Wheat growers also are encouraged to use deep tillage, either chiseling or Para-plowing their land, says Lee. This may be a conflict for those growers who are attempting to convert to reduced or minimum-tillage systems, he adds.
"These growers should recognize that wheat yield potential is reduced in a reduced-tillage system. But that's okay, because there are other benefits to no-till. You're just starting at a lower yield potential, and you have to manage around that potential yield loss.
"In an extremely wet year, with water-logged conditions, it could have a more serious impact than in a year with dry conditions."
Current research, he says, is looking at planting wheat into old crop stubble and then coming back immediately after seeding with a Para-till. A roller, he says, is attached to the Para-till.
"In this system, you don't have the problem of wheel ruts, and the planting problems associated with using a drill behind extremely deep tilled soil. You can apply your fertilizer, put down your seed and apply any pesticides needed. Then, you can come back with the Para-till and loosen the ground.
"You don't go back onto that field unless it's absolutely necessary. You've got deep tillage, you still have residue left on top of the ground and you've used the no-till drill. You've increased your costs because it takes a lot of power to pull the deep tillage tool. In most years, however, it can be economically beneficial. We'll continue to look at this system."
Southeast data, he adds, continues to favor the use of a deep tillage tool in wheat production.

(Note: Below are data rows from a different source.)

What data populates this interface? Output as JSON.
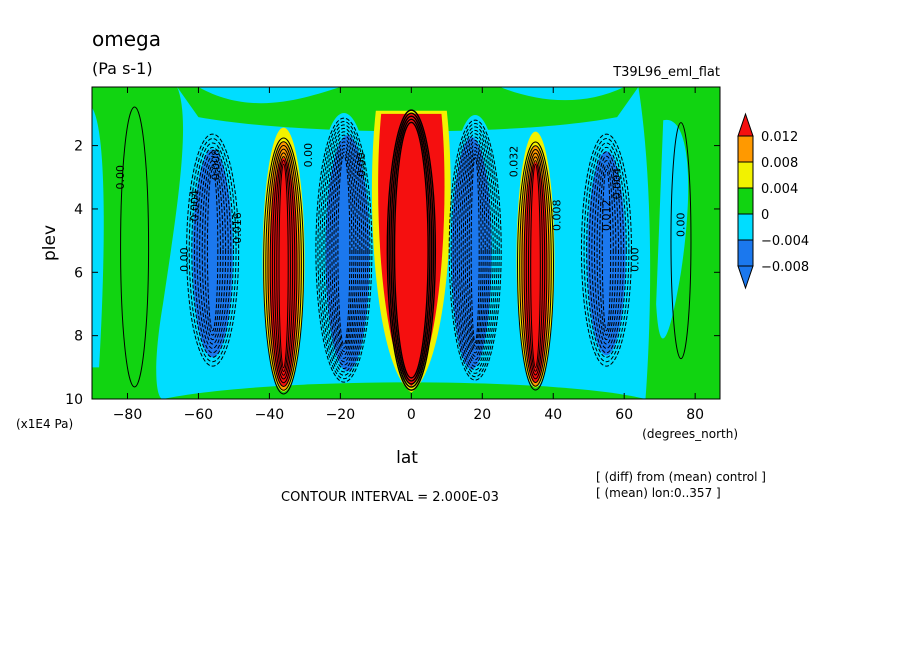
{
  "chart_data": {
    "type": "heatmap",
    "title": "omega",
    "subtitle": "(Pa s-1)",
    "run_label": "T39L96_eml_flat",
    "xlabel": "lat",
    "x_unit": "(degrees_north)",
    "ylabel": "plev",
    "y_unit": "(x1E4 Pa)",
    "xlim": [
      -90,
      87
    ],
    "ylim": [
      10,
      0.15
    ],
    "x_ticks": [
      -80,
      -60,
      -40,
      -20,
      0,
      20,
      40,
      60,
      80
    ],
    "y_ticks": [
      2,
      4,
      6,
      8,
      10
    ],
    "contour_interval_text": "CONTOUR INTERVAL = 2.000E-03",
    "notes": [
      "[ (diff) from (mean) control ]",
      "[ (mean) lon:0..357 ]"
    ],
    "colorbar": {
      "labels": [
        "0.012",
        "0.008",
        "0.004",
        "0",
        "−0.004",
        "−0.008"
      ],
      "colors": [
        "#f50f0f",
        "#ff9900",
        "#f2f200",
        "#11d411",
        "#00ddff",
        "#1b78ee"
      ],
      "extend_top_color": "#f50f0f",
      "extend_bottom_color": "#1b78ee"
    },
    "contour_labels": [
      "0.00",
      "0.00",
      "0.004",
      "0.008",
      "0.016",
      "0.00",
      "0.00",
      "0.008",
      "0.012",
      "0.004",
      "0.00",
      "0.00",
      "0.032"
    ],
    "cells": [
      {
        "lat": [
          -90,
          -76
        ],
        "plev": [
          0.15,
          10
        ],
        "level": "0"
      },
      {
        "lat": [
          -76,
          -66
        ],
        "plev": [
          0.15,
          10
        ],
        "level": "0"
      },
      {
        "lat": [
          -66,
          -46
        ],
        "plev": [
          1.3,
          9.6
        ],
        "level": "-0.008"
      },
      {
        "lat": [
          -45,
          -27
        ],
        "plev": [
          1.6,
          10
        ],
        "level": ">0.012"
      },
      {
        "lat": [
          -28,
          -10
        ],
        "plev": [
          1.2,
          10
        ],
        "level": "-0.008"
      },
      {
        "lat": [
          -10,
          10
        ],
        "plev": [
          0.9,
          9.6
        ],
        "level": ">0.012"
      },
      {
        "lat": [
          10,
          26
        ],
        "plev": [
          1.2,
          9.8
        ],
        "level": "-0.008"
      },
      {
        "lat": [
          27,
          43
        ],
        "plev": [
          1.6,
          9.9
        ],
        "level": ">0.012"
      },
      {
        "lat": [
          45,
          65
        ],
        "plev": [
          1.3,
          9.6
        ],
        "level": "-0.008"
      },
      {
        "lat": [
          66,
          86
        ],
        "plev": [
          0.9,
          10
        ],
        "level": "0"
      }
    ]
  }
}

Nitrogen rates in wheat production will vary, says Lee, according to soil type and yield goals. "We usually recommend 80 to 120 pounds per acre in heavier soils and 100 to 140 pounds in lighter soils, where more leaching will occur. Specific rates will depend on your soil type and yield goal. You'll want to give yourself credit for any type of legume crop or nitrogen carryover from a summer crop."
Wheat variety recommendations are available, he says, in the University of Georgia Wheat Production Guide. The guide now is available in county Extension offices.
DESPITE DROUGHT CONDITIONS, Georgia wheat producers harvested record yields this year, with the statewide average coming in at 52 bushels per acre.